だめ!!だめだめ!不倫は!!例え、元カレ元カノでも。
椿屋は頭を振る。
ぺろん……。
頭を振ったと同時に手のひらにぺろんと生暖かい感触が。
「うわあ!」
思わず、伊佐坂の口から手のひらを外した。
ベッタリと唾液。
舐められたのだ。
「なにするんですか!!」
「えっ?舐めて欲しくて口に手をあてたんだろ?お前、俺から舐められるの好きだもんな……朝も舐められてトロンとした顔してた」
「うわあ!!!」
椿屋は叫ぶとその場から逃げた。
逃げたのは寝室だったのだけれど、とにかくその場から消えたかった。
朝……やってしまったのを神田と瞳に知られた……死ねる。
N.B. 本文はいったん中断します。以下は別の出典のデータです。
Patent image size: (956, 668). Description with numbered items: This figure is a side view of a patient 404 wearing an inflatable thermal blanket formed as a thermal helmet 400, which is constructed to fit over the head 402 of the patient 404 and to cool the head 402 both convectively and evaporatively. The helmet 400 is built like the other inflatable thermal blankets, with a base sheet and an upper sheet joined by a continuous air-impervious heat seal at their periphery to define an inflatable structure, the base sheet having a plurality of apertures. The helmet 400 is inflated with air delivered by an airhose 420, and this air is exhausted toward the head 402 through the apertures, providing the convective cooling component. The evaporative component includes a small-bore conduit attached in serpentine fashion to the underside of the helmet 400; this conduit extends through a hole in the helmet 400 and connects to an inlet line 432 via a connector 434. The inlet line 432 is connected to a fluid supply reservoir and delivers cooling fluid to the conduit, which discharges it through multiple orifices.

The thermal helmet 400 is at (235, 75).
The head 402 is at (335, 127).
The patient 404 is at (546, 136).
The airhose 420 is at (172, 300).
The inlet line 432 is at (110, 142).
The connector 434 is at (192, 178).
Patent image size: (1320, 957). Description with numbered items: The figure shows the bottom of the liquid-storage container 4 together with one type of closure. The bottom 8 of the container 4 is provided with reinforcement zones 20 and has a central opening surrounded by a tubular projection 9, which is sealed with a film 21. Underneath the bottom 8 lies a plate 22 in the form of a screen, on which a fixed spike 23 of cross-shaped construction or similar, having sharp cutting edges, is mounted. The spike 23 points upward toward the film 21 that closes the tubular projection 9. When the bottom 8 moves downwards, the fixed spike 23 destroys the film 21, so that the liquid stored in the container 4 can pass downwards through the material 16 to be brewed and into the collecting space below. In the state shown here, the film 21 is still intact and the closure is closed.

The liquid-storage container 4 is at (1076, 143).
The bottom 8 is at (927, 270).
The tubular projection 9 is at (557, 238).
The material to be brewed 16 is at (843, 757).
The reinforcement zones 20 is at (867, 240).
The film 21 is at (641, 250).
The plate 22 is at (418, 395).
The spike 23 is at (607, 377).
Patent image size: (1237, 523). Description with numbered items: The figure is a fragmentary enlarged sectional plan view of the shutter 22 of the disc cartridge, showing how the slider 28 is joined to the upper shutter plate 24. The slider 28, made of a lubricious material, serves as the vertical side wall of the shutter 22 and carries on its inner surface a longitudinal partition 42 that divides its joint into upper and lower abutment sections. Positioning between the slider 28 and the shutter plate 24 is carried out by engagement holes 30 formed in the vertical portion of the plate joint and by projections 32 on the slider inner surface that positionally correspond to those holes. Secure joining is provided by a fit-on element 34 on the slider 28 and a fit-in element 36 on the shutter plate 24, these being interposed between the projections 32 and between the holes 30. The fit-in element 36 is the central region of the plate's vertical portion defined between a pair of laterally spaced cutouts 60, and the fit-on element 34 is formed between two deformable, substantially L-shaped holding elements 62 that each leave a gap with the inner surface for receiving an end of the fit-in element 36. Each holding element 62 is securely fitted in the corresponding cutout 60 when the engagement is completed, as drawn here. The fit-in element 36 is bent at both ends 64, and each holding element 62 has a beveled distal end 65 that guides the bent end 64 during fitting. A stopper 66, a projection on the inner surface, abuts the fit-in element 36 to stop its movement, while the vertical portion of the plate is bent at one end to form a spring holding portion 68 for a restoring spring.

恥ずかしくて死ねる。
「あーあ、逃げちゃった」
瞳は椿屋の後ろ姿を見送った。
「本当にラブラブなんですね、先生と椿屋は……羨ましいなあ」
神田も椿屋の後ろ姿を見送って呟く。
そして、伊佐坂は椿屋の後を追うのだ……よって、2人もついていく。
◆◆◆◆
あああ!!先生のばかあ!!何もお姉さんの前で言う事ないのにいい!!
椿屋はベッドの中に潜り込んだ。
寝室に逃げ込んだ椿屋を追ってきた伊佐坂。
ほんと、可愛いやつめ!!
ちょっとからかうとこれだからな。
伊佐坂はベッドへとダイブした。